EX-5.1 3 d213632dex51.htm EX-5.1 EX-5.1

Exhibit 5.1

 

LOGO

August 30, 2021

Waitr Holdings Inc.

214 Jefferson Street, Suite 200

Lafayette, LA 70501

Waitr Holdings Inc.

Ladies and Gentlemen:

This opinion is furnished to you in connection with the Registration Statement on Form S-3 (Registration No. 333- 230721) (the “Registration Statement”) and the Prospectus Supplement, dated August 30, 2021 (the “Prospectus Supplement”), to the Prospectus, dated April 26, 2019, of Waitr Holdings Inc., a Delaware corporation (the “Company”), filed with the Securities and Exchange Commission (the “Commission”), relating to the issuance and sale by the Company (the “Shares”) of its common stock, par value $0.0001 per share (the “Common Stock”), having an aggregate offering price of up to $30,000,000. The Shares are proposed to be offered, issued and sold from time to time pursuant to the Second Amended and Restated Open Market Sale Agreement, dated August 30, 2021 (the “Open Market Sale Agreement”), between the Company and Jefferies LLC, as sales agent (the “Sales Agent”).

As used herein, the following terms shall have the following meanings: The term “DGCL” means the General Corporation Law of the State of Delaware, as in effect on the date hereof. The term “Securities Act” means the Securities Act of 1933, as amended.

In arriving at the opinions expressed below, we have (a) examined and relied on the originals, or copies certified or otherwise identified to our satisfaction, of the Open Market Sale Agreement, (b) examined and relied on such corporate or other organizational documents and records of the Company and such certificates of public officials, and officers and representatives of the Company and other persons as we have deemed appropriate for the purposes of such opinions, (c) examined and relied as to factual matters upon, and have assumed the accuracy of, the statements made in the certificates of public officials, officers and representatives of the Company and other persons delivered to us and the representations and warranties contained in or made pursuant to the Open Market Sale Agreement and (d) made such investigations of law as we have deemed appropriate as a basis for such opinions.
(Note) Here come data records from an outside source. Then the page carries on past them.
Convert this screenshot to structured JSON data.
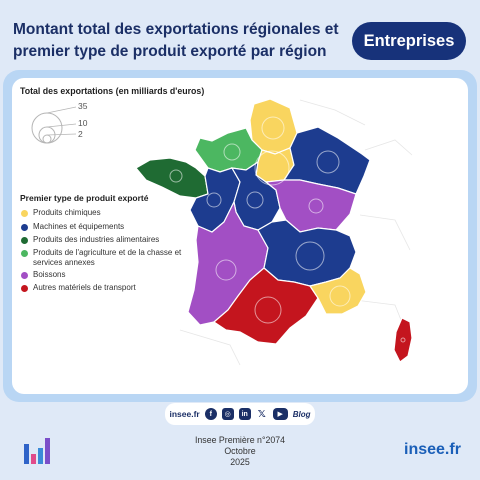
{
  "header": {
    "title": "Montant total des exportations régionales et premier type de produit exporté par région",
    "badge": "Entreprises"
  },
  "bubble_legend": {
    "title": "Total des exportations (en milliards d'euros)",
    "values": [
      "35",
      "10",
      "2"
    ]
  },
  "legend": {
    "title": "Premier type de produit exporté",
    "items": [
      {
        "label": "Produits chimiques",
        "color": "#f9d55f"
      },
      {
        "label": "Machines et équipements",
        "color": "#1d3c8f"
      },
      {
        "label": "Produits des industries alimentaires",
        "color": "#1f6b33"
      },
      {
        "label": "Produits de l'agriculture et de la chasse et services annexes",
        "color": "#4cb761"
      },
      {
        "label": "Boissons",
        "color": "#a24fc4"
      },
      {
        "label": "Autres matériels de transport",
        "color": "#c4151e"
      }
    ]
  },
  "regions": [
    {
      "name": "Hauts-de-France",
      "category": "Produits chimiques",
      "color": "#f9d55f"
    },
    {
      "name": "Normandie",
      "category": "Produits de l'agriculture et de la chasse et services annexes",
      "color": "#4cb761"
    },
    {
      "name": "Île-de-France",
      "category": "Produits chimiques",
      "color": "#f9d55f"
    },
    {
      "name": "Grand Est",
      "category": "Machines et équipements",
      "color": "#1d3c8f"
    },
    {
      "name": "Bretagne",
      "category": "Produits des industries alimentaires",
      "color": "#1f6b33"
    },
    {
      "name": "Pays de la Loire",
      "category": "Machines et équipements",
      "color": "#1d3c8f"
    },
    {
      "name": "Centre-Val de Loire",
      "category": "Machines et équipements",
      "color": "#1d3c8f"
    },
    {
      "name": "Bourgogne-Franche-Comté",
      "category": "Boissons",
      "color": "#a24fc4"
    },
    {
      "name": "Nouvelle-Aquitaine",
      "category": "Boissons",
      "color": "#a24fc4"
    },
    {
      "name": "Auvergne-Rhône-Alpes",
      "category": "Machines et équipements",
      "color": "#1d3c8f"
    },
    {
      "name": "Occitanie",
      "category": "Autres matériels de transport",
      "color": "#c4151e"
    },
    {
      "name": "Provence-Alpes-Côte d'Azur",
      "category": "Produits chimiques",
      "color": "#f9d55f"
    },
    {
      "name": "Corse",
      "category": "Autres matériels de transport",
      "color": "#c4151e"
    }
  ],
  "footer": {
    "social_site": "insee.fr",
    "social_icons": [
      "facebook-icon",
      "instagram-icon",
      "linkedin-icon",
      "x-icon",
      "youtube-icon"
    ],
    "blog": "Blog",
    "publication_line1": "Insee Première n°2074",
    "publication_line2": "Octobre",
    "publication_line3": "2025",
    "site": "insee.fr"
  }
}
In rendering the opinions expressed below, we have assumed, with your permission, without independent investigation or inquiry, (i) the authenticity and completeness of all documents that we examined, (ii) the genuineness of all signatures on all documents that we examined, (iii) the conformity to authentic originals and completeness of documents examined by us


Waitr Holdings Inc.    August 30, 2021

 

that are certified, conformed, reproduction, photostatic or other copies, (iv) the legal capacity of all natural persons executing documents, (v) that, upon the issuance of the Shares, the Shares will be uncertificated and that the statements required by Section 151(f) of the DGCL will be furnished in accordance with the DGCL and (vi) that, upon the issuance of the Shares, such issuance will be duly recorded in the stock ledger of the Company.
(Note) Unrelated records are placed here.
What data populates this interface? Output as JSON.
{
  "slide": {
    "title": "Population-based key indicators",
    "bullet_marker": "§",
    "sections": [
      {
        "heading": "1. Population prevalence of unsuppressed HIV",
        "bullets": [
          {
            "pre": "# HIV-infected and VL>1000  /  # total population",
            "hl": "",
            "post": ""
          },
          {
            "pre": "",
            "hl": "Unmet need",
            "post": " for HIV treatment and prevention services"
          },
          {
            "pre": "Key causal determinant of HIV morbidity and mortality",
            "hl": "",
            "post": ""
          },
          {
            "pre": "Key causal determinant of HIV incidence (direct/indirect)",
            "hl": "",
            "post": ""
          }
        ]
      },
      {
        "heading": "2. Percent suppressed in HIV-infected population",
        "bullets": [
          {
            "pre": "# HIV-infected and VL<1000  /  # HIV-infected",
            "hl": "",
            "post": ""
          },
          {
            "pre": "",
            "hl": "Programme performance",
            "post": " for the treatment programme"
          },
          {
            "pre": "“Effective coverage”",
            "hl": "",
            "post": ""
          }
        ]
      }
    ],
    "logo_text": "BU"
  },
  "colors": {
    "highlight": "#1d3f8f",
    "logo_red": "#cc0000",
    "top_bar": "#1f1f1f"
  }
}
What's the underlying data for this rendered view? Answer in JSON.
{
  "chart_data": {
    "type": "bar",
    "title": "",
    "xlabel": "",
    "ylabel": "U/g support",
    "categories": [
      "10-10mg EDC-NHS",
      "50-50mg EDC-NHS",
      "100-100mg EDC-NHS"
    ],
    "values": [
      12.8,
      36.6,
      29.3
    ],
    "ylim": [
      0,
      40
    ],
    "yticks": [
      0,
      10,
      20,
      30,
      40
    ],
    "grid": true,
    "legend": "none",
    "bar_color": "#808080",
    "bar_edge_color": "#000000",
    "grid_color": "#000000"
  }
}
Based upon and subject to the foregoing and the assumptions, qualifications and limitations hereinafter set forth, we are of the opinion that the Shares have been duly authorized and, that when (A) the number of Shares to be offered, issued and sold by the Company from time to time and the respective purchase prices, Sales Agent’s discounts or commissions, and times and dates of offering, issuance and sale, and the offering, issuance and sale thereof, have been duly authorized and approved by duly authorized officers of the Company, acting together if so required, all as provided in, and in compliance with the parameters, limitations and other terms set forth in resolutions duly adopted by the Company’s Board of Directors or any duly authorized committees thereof, and agreed upon by the Company, the Sales Agent and the purchasers thereof and (B) such Shares are duly issued and delivered by the Company in accordance with the Open Market Sale Agreement against receipt by the Company of the agreed upon purchase price therefor, such Shares will be validly issued, fully paid and non-assessable under the DGCL.
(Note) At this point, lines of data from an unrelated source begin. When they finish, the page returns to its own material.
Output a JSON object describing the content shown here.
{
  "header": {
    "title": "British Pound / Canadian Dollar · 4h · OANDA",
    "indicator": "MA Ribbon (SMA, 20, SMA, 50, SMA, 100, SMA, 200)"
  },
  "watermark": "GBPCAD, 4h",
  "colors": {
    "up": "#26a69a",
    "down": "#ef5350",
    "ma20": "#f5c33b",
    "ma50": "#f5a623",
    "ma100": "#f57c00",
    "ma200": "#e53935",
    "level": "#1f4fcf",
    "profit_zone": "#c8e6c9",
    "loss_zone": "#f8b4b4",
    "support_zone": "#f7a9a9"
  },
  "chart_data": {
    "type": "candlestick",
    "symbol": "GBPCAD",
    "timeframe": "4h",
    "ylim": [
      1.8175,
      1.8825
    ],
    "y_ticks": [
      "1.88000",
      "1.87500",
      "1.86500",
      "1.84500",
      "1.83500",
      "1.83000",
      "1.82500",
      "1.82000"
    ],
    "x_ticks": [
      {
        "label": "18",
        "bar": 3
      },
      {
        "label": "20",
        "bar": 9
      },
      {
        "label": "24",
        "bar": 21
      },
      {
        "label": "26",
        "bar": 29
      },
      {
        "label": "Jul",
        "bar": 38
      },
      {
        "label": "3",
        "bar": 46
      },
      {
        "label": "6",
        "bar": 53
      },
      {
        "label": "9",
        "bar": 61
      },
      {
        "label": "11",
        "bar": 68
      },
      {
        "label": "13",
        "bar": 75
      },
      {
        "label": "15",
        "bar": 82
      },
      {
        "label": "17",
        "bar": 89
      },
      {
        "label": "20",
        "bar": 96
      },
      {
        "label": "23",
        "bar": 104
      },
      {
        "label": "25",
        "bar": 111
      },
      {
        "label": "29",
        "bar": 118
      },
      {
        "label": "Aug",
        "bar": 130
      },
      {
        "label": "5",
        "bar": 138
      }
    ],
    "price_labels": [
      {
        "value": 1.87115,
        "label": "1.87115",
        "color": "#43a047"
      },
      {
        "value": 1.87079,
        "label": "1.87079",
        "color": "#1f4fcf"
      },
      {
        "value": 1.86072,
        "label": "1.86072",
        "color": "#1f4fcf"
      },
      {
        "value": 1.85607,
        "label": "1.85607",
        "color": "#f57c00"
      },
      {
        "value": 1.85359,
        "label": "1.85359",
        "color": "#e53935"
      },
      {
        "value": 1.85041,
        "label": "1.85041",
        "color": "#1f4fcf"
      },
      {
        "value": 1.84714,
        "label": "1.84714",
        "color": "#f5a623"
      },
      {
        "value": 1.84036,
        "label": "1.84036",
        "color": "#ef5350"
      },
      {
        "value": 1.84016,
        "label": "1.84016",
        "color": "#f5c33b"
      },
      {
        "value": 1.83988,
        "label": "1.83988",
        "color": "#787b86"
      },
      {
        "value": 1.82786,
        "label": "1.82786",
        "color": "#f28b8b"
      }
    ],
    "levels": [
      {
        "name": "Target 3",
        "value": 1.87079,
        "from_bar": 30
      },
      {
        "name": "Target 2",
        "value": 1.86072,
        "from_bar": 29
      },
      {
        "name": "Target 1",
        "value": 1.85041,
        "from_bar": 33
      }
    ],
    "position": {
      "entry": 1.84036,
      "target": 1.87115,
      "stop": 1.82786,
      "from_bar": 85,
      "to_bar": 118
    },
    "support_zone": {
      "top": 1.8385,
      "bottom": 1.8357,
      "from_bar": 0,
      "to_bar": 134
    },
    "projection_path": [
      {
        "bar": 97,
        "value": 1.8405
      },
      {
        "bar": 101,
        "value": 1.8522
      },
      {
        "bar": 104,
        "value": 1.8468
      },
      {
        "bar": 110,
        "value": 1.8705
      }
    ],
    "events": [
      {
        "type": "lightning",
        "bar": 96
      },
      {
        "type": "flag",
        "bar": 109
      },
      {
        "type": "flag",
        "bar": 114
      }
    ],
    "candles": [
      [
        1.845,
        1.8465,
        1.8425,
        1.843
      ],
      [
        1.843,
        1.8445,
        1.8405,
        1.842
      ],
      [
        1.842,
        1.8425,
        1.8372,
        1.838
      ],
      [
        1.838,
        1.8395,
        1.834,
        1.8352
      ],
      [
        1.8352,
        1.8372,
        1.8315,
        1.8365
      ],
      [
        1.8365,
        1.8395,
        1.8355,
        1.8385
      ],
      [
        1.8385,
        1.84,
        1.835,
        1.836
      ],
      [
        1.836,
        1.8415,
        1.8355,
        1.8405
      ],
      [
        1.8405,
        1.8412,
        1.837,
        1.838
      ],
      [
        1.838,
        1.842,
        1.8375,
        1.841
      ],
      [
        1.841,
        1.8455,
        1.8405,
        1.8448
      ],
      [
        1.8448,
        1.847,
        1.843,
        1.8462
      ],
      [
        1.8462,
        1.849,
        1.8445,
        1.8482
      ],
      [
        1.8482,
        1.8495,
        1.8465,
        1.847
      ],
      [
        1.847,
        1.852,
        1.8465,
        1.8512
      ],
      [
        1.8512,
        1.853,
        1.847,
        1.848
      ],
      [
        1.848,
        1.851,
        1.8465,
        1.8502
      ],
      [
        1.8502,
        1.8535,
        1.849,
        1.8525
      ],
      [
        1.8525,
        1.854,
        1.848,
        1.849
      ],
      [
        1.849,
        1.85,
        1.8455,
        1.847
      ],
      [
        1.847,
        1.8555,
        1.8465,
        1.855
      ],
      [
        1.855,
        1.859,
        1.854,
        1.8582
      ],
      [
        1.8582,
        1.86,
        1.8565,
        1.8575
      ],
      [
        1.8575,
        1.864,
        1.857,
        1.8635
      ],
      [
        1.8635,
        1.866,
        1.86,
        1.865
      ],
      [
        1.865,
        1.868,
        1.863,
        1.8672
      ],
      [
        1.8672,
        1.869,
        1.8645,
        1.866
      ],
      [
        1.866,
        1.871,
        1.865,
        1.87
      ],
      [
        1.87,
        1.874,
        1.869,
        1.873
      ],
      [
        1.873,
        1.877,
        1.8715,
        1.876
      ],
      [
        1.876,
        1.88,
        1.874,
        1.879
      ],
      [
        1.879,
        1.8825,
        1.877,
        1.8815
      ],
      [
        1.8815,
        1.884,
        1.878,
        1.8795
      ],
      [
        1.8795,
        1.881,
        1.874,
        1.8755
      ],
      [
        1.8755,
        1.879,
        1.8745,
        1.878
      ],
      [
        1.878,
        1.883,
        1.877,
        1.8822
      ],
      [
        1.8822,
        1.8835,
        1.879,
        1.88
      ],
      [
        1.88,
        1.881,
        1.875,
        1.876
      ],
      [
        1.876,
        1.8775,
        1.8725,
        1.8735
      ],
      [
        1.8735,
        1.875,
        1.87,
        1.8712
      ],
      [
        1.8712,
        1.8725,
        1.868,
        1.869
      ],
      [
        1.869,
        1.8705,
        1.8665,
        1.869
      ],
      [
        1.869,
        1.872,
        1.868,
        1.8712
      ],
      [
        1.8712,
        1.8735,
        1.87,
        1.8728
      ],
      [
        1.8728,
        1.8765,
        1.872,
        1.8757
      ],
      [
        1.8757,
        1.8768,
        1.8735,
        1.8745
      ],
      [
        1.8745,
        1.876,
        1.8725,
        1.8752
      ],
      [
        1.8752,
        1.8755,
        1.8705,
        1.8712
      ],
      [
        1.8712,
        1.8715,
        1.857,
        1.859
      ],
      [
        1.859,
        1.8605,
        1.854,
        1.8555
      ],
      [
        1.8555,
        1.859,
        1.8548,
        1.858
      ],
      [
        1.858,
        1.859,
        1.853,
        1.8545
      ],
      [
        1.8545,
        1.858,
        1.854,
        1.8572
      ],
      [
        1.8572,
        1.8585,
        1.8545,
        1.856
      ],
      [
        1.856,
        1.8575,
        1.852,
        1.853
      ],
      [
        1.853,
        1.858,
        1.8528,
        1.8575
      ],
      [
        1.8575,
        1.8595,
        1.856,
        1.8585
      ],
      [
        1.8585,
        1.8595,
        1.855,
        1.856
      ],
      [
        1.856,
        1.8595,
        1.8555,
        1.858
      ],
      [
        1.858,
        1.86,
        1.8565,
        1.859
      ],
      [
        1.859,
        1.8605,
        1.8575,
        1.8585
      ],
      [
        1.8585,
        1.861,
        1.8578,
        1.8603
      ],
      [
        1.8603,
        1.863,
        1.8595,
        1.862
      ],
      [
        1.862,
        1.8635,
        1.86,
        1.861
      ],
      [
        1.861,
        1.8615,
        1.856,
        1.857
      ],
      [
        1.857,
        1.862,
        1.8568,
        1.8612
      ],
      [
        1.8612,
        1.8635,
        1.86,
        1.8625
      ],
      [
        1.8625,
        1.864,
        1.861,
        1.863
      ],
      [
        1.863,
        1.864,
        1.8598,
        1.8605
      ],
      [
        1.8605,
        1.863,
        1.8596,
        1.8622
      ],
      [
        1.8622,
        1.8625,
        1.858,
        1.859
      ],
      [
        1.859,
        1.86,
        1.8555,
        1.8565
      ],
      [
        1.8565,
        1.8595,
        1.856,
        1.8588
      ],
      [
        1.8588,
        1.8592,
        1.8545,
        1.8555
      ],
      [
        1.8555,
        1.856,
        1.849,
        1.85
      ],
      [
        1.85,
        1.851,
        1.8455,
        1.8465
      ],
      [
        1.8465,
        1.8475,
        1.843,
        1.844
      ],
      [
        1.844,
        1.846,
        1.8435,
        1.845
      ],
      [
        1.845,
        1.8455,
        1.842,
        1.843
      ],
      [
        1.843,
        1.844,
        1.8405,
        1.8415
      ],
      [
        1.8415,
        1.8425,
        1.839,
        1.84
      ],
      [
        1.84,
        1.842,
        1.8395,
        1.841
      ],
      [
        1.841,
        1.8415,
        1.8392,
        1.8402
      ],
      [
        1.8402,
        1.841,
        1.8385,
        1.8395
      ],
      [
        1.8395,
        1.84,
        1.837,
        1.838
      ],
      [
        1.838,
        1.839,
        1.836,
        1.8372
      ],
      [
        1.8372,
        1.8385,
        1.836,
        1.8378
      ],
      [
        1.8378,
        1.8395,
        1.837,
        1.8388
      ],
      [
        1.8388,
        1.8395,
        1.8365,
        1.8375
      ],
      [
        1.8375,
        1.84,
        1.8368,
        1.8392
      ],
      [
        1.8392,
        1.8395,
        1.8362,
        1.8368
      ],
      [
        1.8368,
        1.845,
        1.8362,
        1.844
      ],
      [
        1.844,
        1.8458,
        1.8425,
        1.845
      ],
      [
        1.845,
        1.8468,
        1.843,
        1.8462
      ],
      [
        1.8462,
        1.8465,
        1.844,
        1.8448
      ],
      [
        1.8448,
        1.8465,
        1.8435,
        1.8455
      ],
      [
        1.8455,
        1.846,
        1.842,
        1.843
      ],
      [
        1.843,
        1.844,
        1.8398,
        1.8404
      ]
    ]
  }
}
In rendering the opinion set forth in the immediately preceding paragraph, we have assumed that the net proceeds received by the Company (after deduction of discounts and commissions) for each Share issued or sold pursuant to the Open Market Sale Agreement will equal or exceed the par value thereof and that, at the time of any issuance of Shares pursuant to the Open Market Sale Agreement, the number of such Shares will not exceed the number of authorized and unissued shares of Common Stock that have not been reserved for issuance for other purposes.

We express no opinion as to the laws of any jurisdiction other than the DGCL, as in effect on the date hereof, and we do not express any opinion herein concerning any other laws.

We hereby consent to the filing of this opinion as an exhibit to the Company’s Current Report on Form 8-K filed on August 30, 2021, incorporated by reference in the Registration Statement, and to the reference to our firm under the caption “Legal Matters” in the Prospectus Supplement. In giving such consent, we do not thereby concede that we are within the category of persons whose consent is required under Section 7 of the Securities Act or the rules and regulations of the Commission thereunder.